Он пошел по Виа-Гибелина, где находился дом его отца, адвоката Синьории. Почему он едет именно в Милан, почему не в Рим? Сикст как раз вызвал туда моего друга Перуджино, чтоб он, вместе с Боттичелли и Синьорелли, расписал там капеллу, поставленную Сикстом в честь Непорочного зачатия девы Марии, в которое он верит, и капелла названа по его имени Сикстинской. Перуджино зовет меня с собой. Я мог бы только писать и писать… но нет, еще не могу, не могу еще, еще надо много узнать, много выведать, измучить дух свой неустанным исследованием, искусство без познания лишено смысла, но когда познаю я? Все такие мертвые мысли, уносимые течением, как были унесены останки моего дорогого Джакомо, который верил в дьявола.
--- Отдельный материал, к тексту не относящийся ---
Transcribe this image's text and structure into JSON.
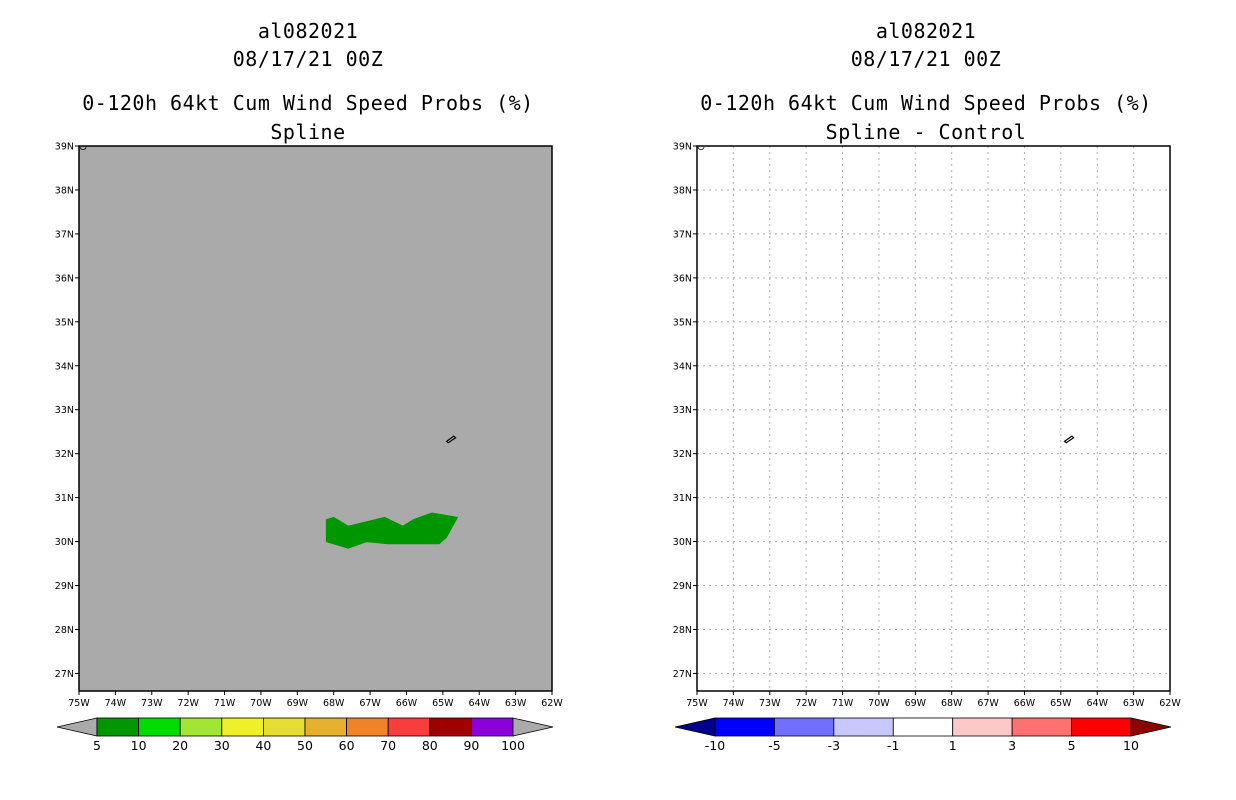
{
  "left": {
    "title_line1": "al082021",
    "title_line2": "08/17/21 00Z",
    "title_line3": "0-120h 64kt Cum Wind Speed Probs (%)",
    "title_line4": "Spline",
    "background_color": "#aaaaaa",
    "colorbar": {
      "labels": [
        "5",
        "10",
        "20",
        "30",
        "40",
        "50",
        "60",
        "70",
        "80",
        "90",
        "100"
      ],
      "colors": [
        "#009600",
        "#00dc00",
        "#a0e632",
        "#f0f028",
        "#e6dc32",
        "#e6af2d",
        "#f08228",
        "#fa3c3c",
        "#a00000",
        "#8c00dc"
      ],
      "end_left_color": "#aaaaaa",
      "end_right_color": "#aaaaaa"
    }
  },
  "right": {
    "title_line1": "al082021",
    "title_line2": "08/17/21 00Z",
    "title_line3": "0-120h 64kt Cum Wind Speed Probs (%)",
    "title_line4": "Spline - Control",
    "background_color": "#ffffff",
    "colorbar": {
      "labels": [
        "-10",
        "-5",
        "-3",
        "-1",
        "1",
        "3",
        "5",
        "10"
      ],
      "colors": [
        "#0000ff",
        "#7070ff",
        "#c8c8ff",
        "#ffffff",
        "#ffc8c8",
        "#ff7070",
        "#ff0000"
      ],
      "end_left_color": "#00008c",
      "end_right_color": "#8c0000"
    }
  },
  "chart_data": [
    {
      "type": "heatmap",
      "title": "0-120h 64kt Cum Wind Speed Probs (%) Spline",
      "x_range": [
        -75,
        -62
      ],
      "y_range": [
        26.6,
        39
      ],
      "xticks": [
        -75,
        -74,
        -73,
        -72,
        -71,
        -70,
        -69,
        -68,
        -67,
        -66,
        -65,
        -64,
        -63,
        -62
      ],
      "yticks": [
        27,
        28,
        29,
        30,
        31,
        32,
        33,
        34,
        35,
        36,
        37,
        38,
        39
      ],
      "xtick_labels": [
        "75W",
        "74W",
        "73W",
        "72W",
        "71W",
        "70W",
        "69W",
        "68W",
        "67W",
        "66W",
        "65W",
        "64W",
        "63W",
        "62W"
      ],
      "ytick_labels": [
        "27N",
        "28N",
        "29N",
        "30N",
        "31N",
        "32N",
        "33N",
        "34N",
        "35N",
        "36N",
        "37N",
        "38N",
        "39N"
      ],
      "grid": false,
      "probability_region": {
        "range": "5-10%",
        "color": "#009600",
        "lonlat": [
          [
            -68.2,
            30.5
          ],
          [
            -68.2,
            30.0
          ],
          [
            -67.6,
            29.85
          ],
          [
            -67.1,
            30.0
          ],
          [
            -66.5,
            29.95
          ],
          [
            -65.1,
            29.95
          ],
          [
            -64.9,
            30.1
          ],
          [
            -64.6,
            30.55
          ],
          [
            -65.3,
            30.65
          ],
          [
            -65.8,
            30.5
          ],
          [
            -66.1,
            30.35
          ],
          [
            -66.6,
            30.55
          ],
          [
            -67.1,
            30.45
          ],
          [
            -67.6,
            30.35
          ],
          [
            -68.0,
            30.55
          ]
        ]
      },
      "land": {
        "bermuda": [
          [
            -64.9,
            32.28
          ],
          [
            -64.7,
            32.4
          ],
          [
            -64.65,
            32.36
          ],
          [
            -64.85,
            32.25
          ]
        ]
      }
    },
    {
      "type": "heatmap",
      "title": "0-120h 64kt Cum Wind Speed Probs (%) Spline - Control",
      "x_range": [
        -75,
        -62
      ],
      "y_range": [
        26.6,
        39
      ],
      "xticks": [
        -75,
        -74,
        -73,
        -72,
        -71,
        -70,
        -69,
        -68,
        -67,
        -66,
        -65,
        -64,
        -63,
        -62
      ],
      "yticks": [
        27,
        28,
        29,
        30,
        31,
        32,
        33,
        34,
        35,
        36,
        37,
        38,
        39
      ],
      "xtick_labels": [
        "75W",
        "74W",
        "73W",
        "72W",
        "71W",
        "70W",
        "69W",
        "68W",
        "67W",
        "66W",
        "65W",
        "64W",
        "63W",
        "62W"
      ],
      "ytick_labels": [
        "27N",
        "28N",
        "29N",
        "30N",
        "31N",
        "32N",
        "33N",
        "34N",
        "35N",
        "36N",
        "37N",
        "38N",
        "39N"
      ],
      "grid": true,
      "difference_field": "all between -1 and 1",
      "land": {
        "bermuda": [
          [
            -64.9,
            32.28
          ],
          [
            -64.7,
            32.4
          ],
          [
            -64.65,
            32.36
          ],
          [
            -64.85,
            32.25
          ]
        ]
      }
    }
  ]
}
Вечный соблазн падения! Под каким созвездием я рожден? С какой гордостью тот раз, как началось все это с Пацци, рассказывал мне старый Буонарроти, по пути на кровавую мессу, о своем маленьком Микеланджело, родившемся, когда Меркурий сочетался с Венерой под властью Юпитера. Это предвещает великие дела, сказал тогда Буонарроти. Что это за великие дела? Найду я их в Милане? А может быть, нашел бы в Риме? Нет, в Риме – нет, папа Сикст, после гибели Пацци, грозен ко всем приезжающим из Флоренции, и в Риме живется все время, как в военном лагере…

В Риме жизнь шла все время, как в военном лагере. Старик, с лицом, изборожденным морщинами от забот, молился и замышлял новые войны. Медичи отпустил Рафаэля Риарио, который вернулся бледный, и бледность эта останется навсегда. Порой она оливковая, порой пепельная, но всегда видима. Он ею отмечен.

После его возвращения из узилища старый Сикст принял его во главе Святой коллегии. Терзаемый гневом, он завязал переговоры даже с неаполитанским отверженцем, который, скорчившись в высоком кресле, сидит, сутулый, в зале, уставленном его набальзамированными жертвами, и слуги его по воскресеньям переодевают их в праздничные одежды, так как и он празднует день господень.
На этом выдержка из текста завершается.